EWG details its findings in a report titled Toxic Stew: What’s in Fracking Wastewater?, being released on the same day that state lawmakers are scheduled to hold an oversight hearing to examine the threats to groundwater from oil and gas drilling waste.
“We have long suspected that California’s fracking wastewater was full of harmful chemicals, and the first publicly available data not only confirms our suspicions but reveals just how toxic this wastewater is,” said EWG Senior Scientist Tasha Stoiber, co-author of the report. “Our findings should be a wake-up call for other states where drilling operations may be inadequately regulated.”
In addition to the known carcinogen benzene, tests of wastewater samples found chromium-6, lead and arsenic – all listed under California’s Proposition 65 as causes of cancer or reproductive harm – in 35-to-50 percent of the samples. The wastewater also carried, on average, thousands of times more radioactive radium than the state’s public health goals, as well as elevated levels of potentially harmful ions nitrate and chloride ions.
Because California is the only state to require comprehensive chemical testing of fracking wastewater and public disclosure of the results, the analysis also provides a unique window on what chemicals likely contaminate such wastes nationwide.
Hydraulic fracturing, or fracking, involves injecting large amounts of water mixed with sand and chemicals under high-pressure into underground formations in order to create a network of cracks and release trapped gas or oil.
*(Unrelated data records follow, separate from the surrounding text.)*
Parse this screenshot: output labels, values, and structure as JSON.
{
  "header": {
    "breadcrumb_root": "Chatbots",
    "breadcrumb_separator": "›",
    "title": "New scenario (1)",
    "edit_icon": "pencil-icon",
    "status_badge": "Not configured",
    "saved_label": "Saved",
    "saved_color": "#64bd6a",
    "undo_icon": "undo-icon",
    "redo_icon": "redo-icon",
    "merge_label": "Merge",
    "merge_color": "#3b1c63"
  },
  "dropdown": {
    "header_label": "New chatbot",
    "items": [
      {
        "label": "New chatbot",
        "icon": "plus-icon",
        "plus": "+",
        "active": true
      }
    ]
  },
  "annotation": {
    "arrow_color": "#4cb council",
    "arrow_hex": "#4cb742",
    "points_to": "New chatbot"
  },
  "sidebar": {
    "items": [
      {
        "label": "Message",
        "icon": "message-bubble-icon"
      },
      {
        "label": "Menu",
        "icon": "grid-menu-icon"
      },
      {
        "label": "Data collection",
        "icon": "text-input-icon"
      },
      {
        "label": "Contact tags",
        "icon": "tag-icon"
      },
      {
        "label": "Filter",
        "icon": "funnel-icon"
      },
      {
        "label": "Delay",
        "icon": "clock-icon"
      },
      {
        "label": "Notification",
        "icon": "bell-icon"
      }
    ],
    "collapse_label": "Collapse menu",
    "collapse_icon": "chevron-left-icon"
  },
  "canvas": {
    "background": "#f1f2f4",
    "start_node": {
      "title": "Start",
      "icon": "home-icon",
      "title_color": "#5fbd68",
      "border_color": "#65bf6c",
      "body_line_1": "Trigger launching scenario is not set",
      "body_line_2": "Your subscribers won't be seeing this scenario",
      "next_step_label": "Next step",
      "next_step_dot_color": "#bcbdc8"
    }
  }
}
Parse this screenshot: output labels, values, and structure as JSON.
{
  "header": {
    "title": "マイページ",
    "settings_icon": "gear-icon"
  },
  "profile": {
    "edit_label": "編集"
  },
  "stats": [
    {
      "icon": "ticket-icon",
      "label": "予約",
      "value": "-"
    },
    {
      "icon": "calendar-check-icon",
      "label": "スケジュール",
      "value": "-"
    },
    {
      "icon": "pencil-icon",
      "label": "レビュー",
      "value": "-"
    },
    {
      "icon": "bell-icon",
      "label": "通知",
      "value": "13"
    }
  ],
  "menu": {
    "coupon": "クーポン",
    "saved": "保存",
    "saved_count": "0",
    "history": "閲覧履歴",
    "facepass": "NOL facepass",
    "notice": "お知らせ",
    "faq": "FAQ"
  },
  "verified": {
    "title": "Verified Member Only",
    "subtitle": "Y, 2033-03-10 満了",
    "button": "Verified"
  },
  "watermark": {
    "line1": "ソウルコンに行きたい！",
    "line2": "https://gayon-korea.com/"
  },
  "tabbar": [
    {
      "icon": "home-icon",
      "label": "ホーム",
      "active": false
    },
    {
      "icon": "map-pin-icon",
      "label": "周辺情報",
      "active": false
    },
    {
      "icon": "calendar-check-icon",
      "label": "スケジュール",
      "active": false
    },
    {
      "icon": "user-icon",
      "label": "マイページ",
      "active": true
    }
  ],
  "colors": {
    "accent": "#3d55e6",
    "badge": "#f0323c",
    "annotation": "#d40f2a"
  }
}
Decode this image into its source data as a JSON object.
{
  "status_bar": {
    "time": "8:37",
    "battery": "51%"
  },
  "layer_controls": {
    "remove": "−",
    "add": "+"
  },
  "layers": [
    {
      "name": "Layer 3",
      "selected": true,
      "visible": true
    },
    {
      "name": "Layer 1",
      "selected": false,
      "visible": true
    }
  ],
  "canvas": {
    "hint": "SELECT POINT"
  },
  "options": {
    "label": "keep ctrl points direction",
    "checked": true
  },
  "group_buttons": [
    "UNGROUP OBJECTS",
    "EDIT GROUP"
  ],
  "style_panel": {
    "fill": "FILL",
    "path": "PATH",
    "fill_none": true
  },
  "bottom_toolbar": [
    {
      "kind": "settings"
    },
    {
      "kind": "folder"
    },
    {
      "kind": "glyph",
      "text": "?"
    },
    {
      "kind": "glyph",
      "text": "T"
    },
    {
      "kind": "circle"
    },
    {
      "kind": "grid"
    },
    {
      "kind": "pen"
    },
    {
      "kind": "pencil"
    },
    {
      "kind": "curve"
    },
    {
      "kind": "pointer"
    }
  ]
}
The contaminated water must then be disposed of in some manner.
In September 2013, California passed a landmark law that requires drilling companies to test their fracking wastewater and publicly disclose the results. EWG analyzed the reported data from the first full year of the program’s operation, which revealed startling levels of petroleum chemicals, heavy metals and radioactive elements, along with high levels of dissolved solids.
Although the data provides a unprecedented revelations about the chemicals in fracking wastewater, EWG’s report concludes that California’s reporting system is plagued by major flaws. Many drilling companies failed to report full details of the chemicals their testing found, and records for some wells are missing altogether.
“As we reviewed California’s fracking wastewater data, it became clear that the first year of this reporting system is not fulfilling its promise of providing full and transparent information,” said Renee Sharp, EWG’s director of research. “There was too little oversight by the state and not enough communication with drilling companies, which led to massive gaps with missing or incomplete information.”
EWG is calling on the state to put an immediate stop to the disposal of oil and gas drilling wastewater into wells that may put California’s water supplies at risk, even if that means halting oil and gas drilling in these locations. Once drinking water becomes contaminated it is extremely costly, in some cases impossible, to clean up, EWG said.
The report makes several recommendations to ensure the protection of water sources, including calling for testing at every location where illegal injection of wastewater has occurred. Reporting requirements should be streamlined and strengthened to provide complete and transparent information about the chemicals in fracking wastewater as well as details of how the wastes are disposed of.